In 1920 Early was the first woman auditor of the Solicitors' Apprentices Debating Society. She saved the Society's records in 1923, when the records office was burned. She was the first woman in Ireland to hold the title Commissioner of Oaths. Early and her brother Thomas had a practice on O’Connell Street, Dublin. In 1923, after one of her first court appearances, the justice "congratulated her on the able manner in which she had conducted her case."
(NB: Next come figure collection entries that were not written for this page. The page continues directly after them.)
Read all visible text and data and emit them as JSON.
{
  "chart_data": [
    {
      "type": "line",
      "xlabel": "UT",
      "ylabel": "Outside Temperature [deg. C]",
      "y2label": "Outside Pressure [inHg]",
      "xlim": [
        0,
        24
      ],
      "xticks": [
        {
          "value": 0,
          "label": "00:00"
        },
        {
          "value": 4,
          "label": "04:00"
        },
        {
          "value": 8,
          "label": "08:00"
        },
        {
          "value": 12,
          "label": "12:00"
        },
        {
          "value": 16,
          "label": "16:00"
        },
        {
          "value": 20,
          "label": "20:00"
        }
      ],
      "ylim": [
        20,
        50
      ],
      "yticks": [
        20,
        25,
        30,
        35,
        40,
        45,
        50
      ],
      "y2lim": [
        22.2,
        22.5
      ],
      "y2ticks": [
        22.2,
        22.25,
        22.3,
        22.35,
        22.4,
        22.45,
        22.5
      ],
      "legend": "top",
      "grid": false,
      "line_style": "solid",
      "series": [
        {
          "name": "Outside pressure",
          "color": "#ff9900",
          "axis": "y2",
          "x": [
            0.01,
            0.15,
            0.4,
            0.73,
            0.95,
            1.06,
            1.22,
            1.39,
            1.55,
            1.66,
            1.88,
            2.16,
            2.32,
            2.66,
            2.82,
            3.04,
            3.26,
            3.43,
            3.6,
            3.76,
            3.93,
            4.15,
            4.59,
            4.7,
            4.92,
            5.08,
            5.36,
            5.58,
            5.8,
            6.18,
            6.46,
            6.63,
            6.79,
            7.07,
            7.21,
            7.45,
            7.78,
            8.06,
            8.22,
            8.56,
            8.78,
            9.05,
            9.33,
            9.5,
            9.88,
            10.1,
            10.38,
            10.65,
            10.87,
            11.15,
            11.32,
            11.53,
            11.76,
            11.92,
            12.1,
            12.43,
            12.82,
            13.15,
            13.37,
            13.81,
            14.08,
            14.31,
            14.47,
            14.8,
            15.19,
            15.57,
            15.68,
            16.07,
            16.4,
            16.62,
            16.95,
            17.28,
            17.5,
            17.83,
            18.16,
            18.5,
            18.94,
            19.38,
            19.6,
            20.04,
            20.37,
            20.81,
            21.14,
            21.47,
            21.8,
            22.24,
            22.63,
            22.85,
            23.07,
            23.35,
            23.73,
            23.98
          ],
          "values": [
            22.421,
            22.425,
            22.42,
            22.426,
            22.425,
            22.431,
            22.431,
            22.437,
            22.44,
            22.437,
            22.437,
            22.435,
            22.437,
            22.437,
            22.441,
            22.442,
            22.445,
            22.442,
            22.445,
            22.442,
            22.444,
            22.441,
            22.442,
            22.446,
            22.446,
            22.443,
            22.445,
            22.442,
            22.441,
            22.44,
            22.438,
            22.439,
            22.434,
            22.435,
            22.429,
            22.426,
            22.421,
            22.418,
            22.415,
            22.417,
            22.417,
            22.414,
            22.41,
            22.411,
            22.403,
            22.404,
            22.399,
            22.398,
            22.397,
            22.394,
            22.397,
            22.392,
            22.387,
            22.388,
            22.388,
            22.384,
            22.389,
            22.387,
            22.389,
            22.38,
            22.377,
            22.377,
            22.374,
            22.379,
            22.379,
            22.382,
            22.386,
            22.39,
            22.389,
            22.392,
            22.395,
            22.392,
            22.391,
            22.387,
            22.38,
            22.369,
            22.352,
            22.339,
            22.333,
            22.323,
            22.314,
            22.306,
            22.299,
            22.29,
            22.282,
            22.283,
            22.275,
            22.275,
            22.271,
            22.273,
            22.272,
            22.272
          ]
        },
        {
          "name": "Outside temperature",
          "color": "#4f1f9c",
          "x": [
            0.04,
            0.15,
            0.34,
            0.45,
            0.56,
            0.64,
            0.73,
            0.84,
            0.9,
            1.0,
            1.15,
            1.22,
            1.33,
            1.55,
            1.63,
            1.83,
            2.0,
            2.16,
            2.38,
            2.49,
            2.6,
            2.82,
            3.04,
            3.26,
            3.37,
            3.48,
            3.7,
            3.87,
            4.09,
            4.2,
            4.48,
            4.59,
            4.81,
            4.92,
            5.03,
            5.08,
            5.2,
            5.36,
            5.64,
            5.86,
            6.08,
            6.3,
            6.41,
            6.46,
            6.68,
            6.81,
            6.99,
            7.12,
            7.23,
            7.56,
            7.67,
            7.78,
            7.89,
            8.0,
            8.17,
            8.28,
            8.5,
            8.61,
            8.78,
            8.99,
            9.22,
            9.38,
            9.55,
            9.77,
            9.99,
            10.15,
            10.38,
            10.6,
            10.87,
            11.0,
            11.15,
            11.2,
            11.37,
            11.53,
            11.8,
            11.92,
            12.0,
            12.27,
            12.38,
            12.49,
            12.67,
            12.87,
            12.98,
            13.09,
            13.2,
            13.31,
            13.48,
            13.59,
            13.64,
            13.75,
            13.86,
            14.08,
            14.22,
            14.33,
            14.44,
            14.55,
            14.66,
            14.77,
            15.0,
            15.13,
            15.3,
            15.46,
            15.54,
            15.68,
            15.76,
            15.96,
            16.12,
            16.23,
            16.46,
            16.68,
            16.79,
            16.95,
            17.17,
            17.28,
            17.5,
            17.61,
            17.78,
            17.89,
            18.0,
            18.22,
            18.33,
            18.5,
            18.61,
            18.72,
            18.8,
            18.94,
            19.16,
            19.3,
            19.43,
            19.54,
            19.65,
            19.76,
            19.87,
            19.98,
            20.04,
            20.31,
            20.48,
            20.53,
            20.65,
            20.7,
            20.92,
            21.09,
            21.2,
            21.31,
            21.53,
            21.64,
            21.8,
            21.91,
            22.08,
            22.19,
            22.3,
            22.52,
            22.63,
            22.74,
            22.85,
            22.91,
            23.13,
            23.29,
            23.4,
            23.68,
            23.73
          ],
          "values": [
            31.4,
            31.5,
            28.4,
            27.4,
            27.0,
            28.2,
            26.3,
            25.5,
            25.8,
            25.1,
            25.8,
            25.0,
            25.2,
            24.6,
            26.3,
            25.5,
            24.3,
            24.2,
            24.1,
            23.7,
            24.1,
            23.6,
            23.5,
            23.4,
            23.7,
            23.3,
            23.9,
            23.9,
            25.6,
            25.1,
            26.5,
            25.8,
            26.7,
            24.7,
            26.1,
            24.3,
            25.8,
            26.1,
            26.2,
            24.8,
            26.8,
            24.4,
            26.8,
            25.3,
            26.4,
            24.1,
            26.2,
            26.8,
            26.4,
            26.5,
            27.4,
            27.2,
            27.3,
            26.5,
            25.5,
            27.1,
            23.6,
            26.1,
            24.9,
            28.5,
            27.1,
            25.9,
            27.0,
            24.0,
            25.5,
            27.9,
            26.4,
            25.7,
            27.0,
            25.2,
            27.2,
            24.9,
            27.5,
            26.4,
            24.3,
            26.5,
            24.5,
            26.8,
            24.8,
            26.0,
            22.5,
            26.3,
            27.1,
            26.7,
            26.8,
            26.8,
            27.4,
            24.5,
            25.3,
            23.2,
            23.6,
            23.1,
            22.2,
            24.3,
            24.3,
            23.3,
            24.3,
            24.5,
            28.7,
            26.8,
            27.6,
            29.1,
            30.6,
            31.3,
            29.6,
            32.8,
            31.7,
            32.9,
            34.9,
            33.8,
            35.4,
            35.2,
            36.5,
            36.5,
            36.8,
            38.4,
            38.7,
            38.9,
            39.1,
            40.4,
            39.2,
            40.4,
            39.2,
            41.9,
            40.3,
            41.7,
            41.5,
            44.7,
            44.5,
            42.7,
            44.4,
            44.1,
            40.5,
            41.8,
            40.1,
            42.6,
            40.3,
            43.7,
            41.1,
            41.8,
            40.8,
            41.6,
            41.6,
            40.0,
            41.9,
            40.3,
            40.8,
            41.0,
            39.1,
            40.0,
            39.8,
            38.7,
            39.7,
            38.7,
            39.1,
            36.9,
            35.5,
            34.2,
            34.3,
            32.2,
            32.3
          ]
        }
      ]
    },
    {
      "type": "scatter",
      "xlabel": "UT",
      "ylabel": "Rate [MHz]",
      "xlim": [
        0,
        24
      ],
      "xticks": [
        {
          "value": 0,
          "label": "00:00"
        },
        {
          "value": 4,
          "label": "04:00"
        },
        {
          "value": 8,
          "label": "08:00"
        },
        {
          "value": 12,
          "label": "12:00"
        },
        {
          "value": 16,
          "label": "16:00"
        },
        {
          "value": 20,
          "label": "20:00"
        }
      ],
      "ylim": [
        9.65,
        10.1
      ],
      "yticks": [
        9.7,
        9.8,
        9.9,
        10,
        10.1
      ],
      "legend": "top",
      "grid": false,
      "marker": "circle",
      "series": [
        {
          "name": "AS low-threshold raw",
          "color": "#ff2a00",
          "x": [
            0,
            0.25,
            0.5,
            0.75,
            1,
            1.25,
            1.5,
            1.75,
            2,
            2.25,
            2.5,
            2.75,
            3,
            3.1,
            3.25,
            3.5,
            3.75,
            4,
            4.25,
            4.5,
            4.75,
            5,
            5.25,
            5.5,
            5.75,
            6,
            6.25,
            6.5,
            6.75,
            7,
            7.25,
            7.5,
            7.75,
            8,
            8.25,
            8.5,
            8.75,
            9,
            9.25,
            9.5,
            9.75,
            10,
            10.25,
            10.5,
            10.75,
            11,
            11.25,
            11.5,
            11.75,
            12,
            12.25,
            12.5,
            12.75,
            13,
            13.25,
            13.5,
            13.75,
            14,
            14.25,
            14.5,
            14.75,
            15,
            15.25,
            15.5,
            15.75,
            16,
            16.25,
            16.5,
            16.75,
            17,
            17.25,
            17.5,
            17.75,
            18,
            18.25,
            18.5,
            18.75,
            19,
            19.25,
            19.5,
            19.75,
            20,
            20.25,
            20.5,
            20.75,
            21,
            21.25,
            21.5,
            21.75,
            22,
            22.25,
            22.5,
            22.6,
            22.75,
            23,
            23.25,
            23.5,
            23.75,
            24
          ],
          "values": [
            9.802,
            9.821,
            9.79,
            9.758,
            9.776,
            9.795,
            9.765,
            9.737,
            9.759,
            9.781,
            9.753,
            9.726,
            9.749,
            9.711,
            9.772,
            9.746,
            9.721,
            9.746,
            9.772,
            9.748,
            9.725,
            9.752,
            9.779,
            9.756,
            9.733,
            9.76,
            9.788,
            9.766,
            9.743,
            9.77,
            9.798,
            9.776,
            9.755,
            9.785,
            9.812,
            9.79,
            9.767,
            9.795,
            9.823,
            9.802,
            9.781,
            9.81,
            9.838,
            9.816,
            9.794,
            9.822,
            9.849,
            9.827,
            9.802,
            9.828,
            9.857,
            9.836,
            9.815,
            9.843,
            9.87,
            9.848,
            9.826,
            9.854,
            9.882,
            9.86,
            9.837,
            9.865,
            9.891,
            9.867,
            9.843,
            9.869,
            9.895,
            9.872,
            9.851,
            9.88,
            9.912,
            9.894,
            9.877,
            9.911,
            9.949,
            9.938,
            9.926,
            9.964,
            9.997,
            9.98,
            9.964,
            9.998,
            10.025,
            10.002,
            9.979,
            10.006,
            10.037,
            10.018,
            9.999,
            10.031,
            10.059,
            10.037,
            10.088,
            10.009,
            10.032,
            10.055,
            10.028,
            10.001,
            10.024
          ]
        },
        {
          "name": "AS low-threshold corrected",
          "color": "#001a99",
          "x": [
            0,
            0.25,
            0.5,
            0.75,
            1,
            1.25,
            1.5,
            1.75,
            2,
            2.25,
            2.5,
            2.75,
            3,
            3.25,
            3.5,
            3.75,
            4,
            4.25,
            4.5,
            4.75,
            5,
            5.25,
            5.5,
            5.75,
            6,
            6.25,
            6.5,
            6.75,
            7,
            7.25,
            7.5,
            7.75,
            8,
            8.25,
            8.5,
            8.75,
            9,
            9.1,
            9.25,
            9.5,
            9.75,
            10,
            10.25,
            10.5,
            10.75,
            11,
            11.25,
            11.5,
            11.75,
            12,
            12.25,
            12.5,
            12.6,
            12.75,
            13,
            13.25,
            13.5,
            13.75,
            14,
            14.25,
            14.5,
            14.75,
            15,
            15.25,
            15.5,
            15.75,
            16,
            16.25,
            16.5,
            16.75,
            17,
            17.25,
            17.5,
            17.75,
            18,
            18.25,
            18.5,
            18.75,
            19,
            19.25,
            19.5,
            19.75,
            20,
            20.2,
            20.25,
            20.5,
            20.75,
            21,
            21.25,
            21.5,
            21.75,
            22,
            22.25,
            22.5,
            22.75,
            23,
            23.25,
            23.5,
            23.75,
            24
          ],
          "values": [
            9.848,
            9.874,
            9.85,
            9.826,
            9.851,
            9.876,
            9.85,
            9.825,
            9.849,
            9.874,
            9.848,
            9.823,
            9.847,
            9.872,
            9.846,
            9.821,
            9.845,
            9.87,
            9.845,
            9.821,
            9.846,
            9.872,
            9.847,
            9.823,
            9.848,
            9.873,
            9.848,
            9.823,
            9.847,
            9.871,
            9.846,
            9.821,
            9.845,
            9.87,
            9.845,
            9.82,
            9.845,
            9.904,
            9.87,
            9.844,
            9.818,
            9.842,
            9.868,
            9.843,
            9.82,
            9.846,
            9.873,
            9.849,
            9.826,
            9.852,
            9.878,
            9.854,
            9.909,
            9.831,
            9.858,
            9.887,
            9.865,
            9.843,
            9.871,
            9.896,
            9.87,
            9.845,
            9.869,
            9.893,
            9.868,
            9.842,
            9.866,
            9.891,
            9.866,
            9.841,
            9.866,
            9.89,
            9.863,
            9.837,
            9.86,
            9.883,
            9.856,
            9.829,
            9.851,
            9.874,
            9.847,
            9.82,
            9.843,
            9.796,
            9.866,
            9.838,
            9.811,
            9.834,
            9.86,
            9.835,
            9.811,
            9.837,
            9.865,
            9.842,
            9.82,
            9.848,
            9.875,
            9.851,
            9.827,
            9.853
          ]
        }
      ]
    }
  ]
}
Early was politically active. In 1928, she proposed fines for the parents of truant youth in Dublin. She spoke in favor of women police officers (gardai) in 1943. Early was President of the Ireland–U.S.S.R. Friendship Society, which was active through the 1950s. Early retired during the 1960s.

== Later years ==
Her brother and law partner Thomas Early died in 1958. In 1970, Helena Early was described as a competitive bridge and golf player, and "a spry old lady who smokes sixty cigarettes a day." She died in 1977, at the age of 89, in Blackrock, Dublin.